Because everyone in these replies is in complete denial about the physical limits of memory and scaling in general. Ya'll literally living in an alternate reality where model capability increases with a decrease in size, its simply not the case. There will be small focused models that preform well on very narrow tasks, yes, but you will not have "agents" capable of "building most things" running on consumer hardware until more capable (and affordable) consumer hardware exists.
Correct, the progress is not perfectly linear. But do you believe technological progress has stalled forever? If so, I'd get out of tech and start selling bomb shelters.
Do you really think the trend of consumer hardware is heading towards more memory and better specs? Apple's most popular product this year is an 8gb of RAM laptop..
The trend is heading in the opposite direction, less options for strong consumer hardware and towards cloud based products. This is a memory issue more than anything. Nvidia is done selling their ddr7 to gamers and people with AI girlfriends.
There are physical limits to how much you can compress data. I'm just saying, don't sit on your hands waiting for this to happen, becuase its probably not going to for another decade +. There's no use in waiting, just write the code your fkin self and stop being lazy.
Just so that I have your position straight: you actually believe that over the long term, like 10, 20 years, that the amount of RAM in a laptop is going to go down?
It's not out of the realm of possibility, but I just want to make you aware that this would be a very surprising development in computing history.
I guess we'll find out! I bet all the vendors who supply RAM are looking at the current shortages and thinking "well, it's a shame we could never manufacture more RAM than we currently do."
A future with less RAM is possible with more applications using computational storage with ssd/nvme.
But that's not my main argument is that its delusional for OP thinks its reasonable to expect that soon we'll be able to run models on consumer hardware that will be able to build basically most things,
But I do think there will be many compromises made for consumer electronics, I don't think the powers that be are eager to give consumers all the best memory (that should be clear by now) There's 3 DDR5 DRAM manufactures in the world that have to provide memory to all the world's militaries, governments, datacenters/corporations.
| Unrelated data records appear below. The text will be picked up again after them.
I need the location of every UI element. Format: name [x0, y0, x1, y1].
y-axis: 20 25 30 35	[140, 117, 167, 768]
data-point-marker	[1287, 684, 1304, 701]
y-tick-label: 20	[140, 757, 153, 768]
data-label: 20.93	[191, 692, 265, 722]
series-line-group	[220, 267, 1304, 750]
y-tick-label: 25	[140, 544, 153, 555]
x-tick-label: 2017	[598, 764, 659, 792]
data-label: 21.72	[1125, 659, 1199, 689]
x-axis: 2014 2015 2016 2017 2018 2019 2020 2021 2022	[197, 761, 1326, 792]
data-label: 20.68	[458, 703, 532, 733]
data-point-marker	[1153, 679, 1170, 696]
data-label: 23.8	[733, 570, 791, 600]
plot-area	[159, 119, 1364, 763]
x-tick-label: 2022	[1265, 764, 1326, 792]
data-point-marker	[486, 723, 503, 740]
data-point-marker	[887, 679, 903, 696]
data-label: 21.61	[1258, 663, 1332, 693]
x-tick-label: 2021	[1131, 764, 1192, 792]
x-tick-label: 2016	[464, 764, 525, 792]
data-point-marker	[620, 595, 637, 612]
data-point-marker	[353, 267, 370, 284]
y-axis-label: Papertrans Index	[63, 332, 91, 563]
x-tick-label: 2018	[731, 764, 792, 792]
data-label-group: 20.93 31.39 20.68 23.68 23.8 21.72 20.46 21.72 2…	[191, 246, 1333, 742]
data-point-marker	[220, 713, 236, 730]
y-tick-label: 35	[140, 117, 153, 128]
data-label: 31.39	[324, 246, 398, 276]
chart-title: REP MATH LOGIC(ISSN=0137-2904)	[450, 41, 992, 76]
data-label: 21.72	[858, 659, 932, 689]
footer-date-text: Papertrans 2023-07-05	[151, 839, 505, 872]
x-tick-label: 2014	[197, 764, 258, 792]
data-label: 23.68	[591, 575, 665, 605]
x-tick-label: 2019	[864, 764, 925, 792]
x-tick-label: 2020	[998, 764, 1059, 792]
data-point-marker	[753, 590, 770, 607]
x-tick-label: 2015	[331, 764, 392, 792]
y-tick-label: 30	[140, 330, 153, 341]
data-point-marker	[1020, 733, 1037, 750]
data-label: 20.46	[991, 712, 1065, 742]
Consumers are last priority.
> If you looked at a graph of GPU power in consumer hardware and model capability per billion parameters over time, it seems inevitable that in the next few years a "good enough" model will run on entry-level hardware.
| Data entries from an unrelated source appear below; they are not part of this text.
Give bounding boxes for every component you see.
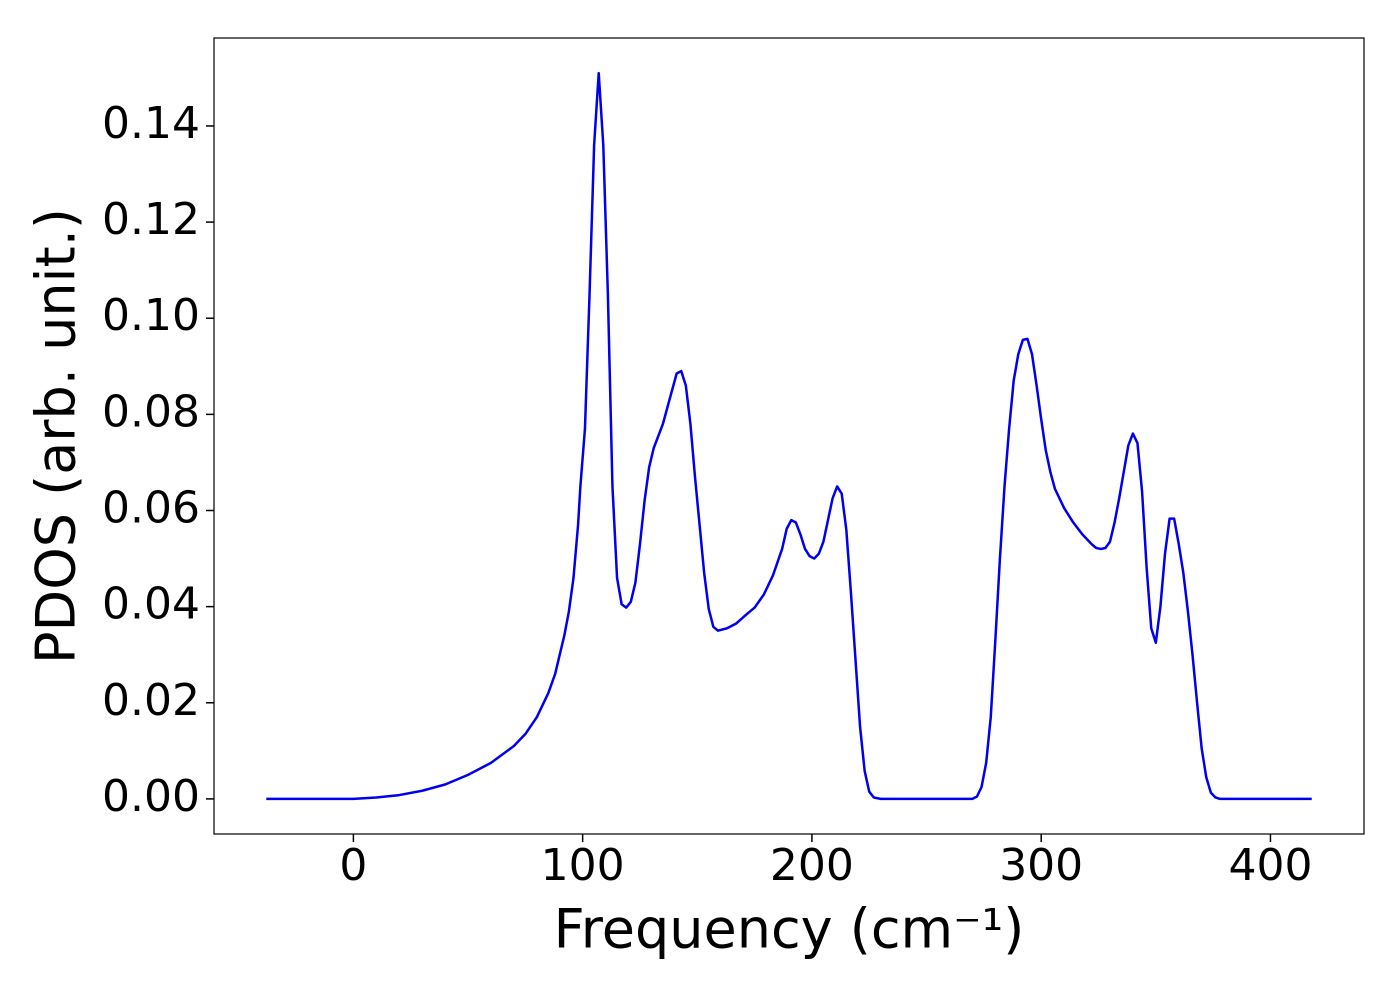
y-tick-label: 0.08 [102, 386, 200, 437]
y-tick-label: 0.10 [102, 290, 200, 341]
y-tick-label: 0.12 [102, 194, 200, 245]
y-tick-label: 0.14 [102, 98, 200, 149]
y-tick-label: 0.02 [102, 675, 200, 726]
x-tick-label: 200 [770, 840, 854, 891]
x-tick-label: 0 [339, 840, 367, 891]
x-axis-label: Frequency (cm⁻¹) [554, 898, 1025, 961]
y-tick-label: 0.04 [102, 579, 200, 630]
line [266, 71, 1312, 801]
y-axis-label: PDOS (arb. unit.) [25, 208, 88, 664]
x-tick-label: 400 [1228, 840, 1312, 891]
y-tick-label: 0.06 [102, 483, 200, 534]
plot-frame [213, 37, 1365, 835]
y-tick-label: 0.00 [102, 771, 200, 822]
x-tick-label: 100 [541, 840, 625, 891]
x-tick-label: 300 [999, 840, 1083, 891]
Of course there will always be larger flagship models, but if you can count on decent on-device inference, it materially changes what you can build.
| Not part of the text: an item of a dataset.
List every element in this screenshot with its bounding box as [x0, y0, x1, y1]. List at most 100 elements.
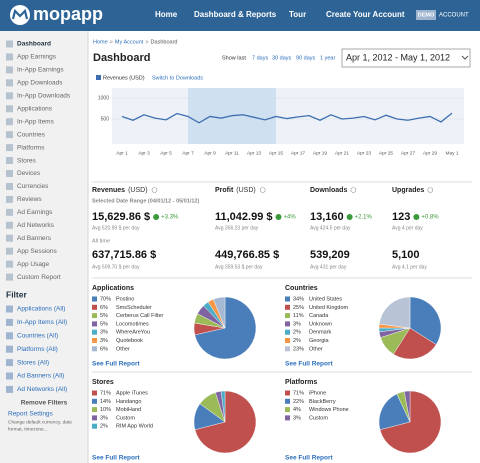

I'm making some assumptions about what they're saying, but it seems clear they have no idea what they're about and that they're betting their competency on this technology.
If you're not paying attention to what's happening with small models, I suggest you take a closer look. Keeping parameter count constant, the quality of small models is rising fast. When you look at what you could do with Llama just 3 years ago vs Gemma 4 on the same 16GB hardware, the trend is clear.
Meanwhile, this year Apple bumped the base of their Mac lineup from 8GB to 16GB RAM, and the iPhone 17 Pro ships with 12GB. The Neo is at 8GB but is a brand new product tier which is not comparable to any past model.
Small models are gaining useful reasoning ability and that's a genuinely helpful development, but they'll be heavily limited in world knowledge for the foreseeable future. BTW, the base of the Mac lineup is now once again a 8GB device with a small and low-performance SSD. Many people will tell you that it's broadly comparable (though of course not identical!) to the original base model M1.
For many tasks, including lots of agentic applications, world knowledge is not a "must-have."
To me the Neo is an exception, and doesn't represent the core Mac lineup, which is all at 16GB+ of RAM. If you're developing pro software that would rely on an on-device LLM, you probably wouldn't be targeting the Neo anyway.
Anything can technically "run" on almost any hardware, the meaningful question is what's the real-world performance. I for one have made a case in this thread that DeepSeek V4 is de facto optimal for wide batching, not single-request or single-agent inference - even on consumer hardware (which is unique among practical AI models). I might still be wrong of course, but if so I'd like to understand what's wrong with my assumptions.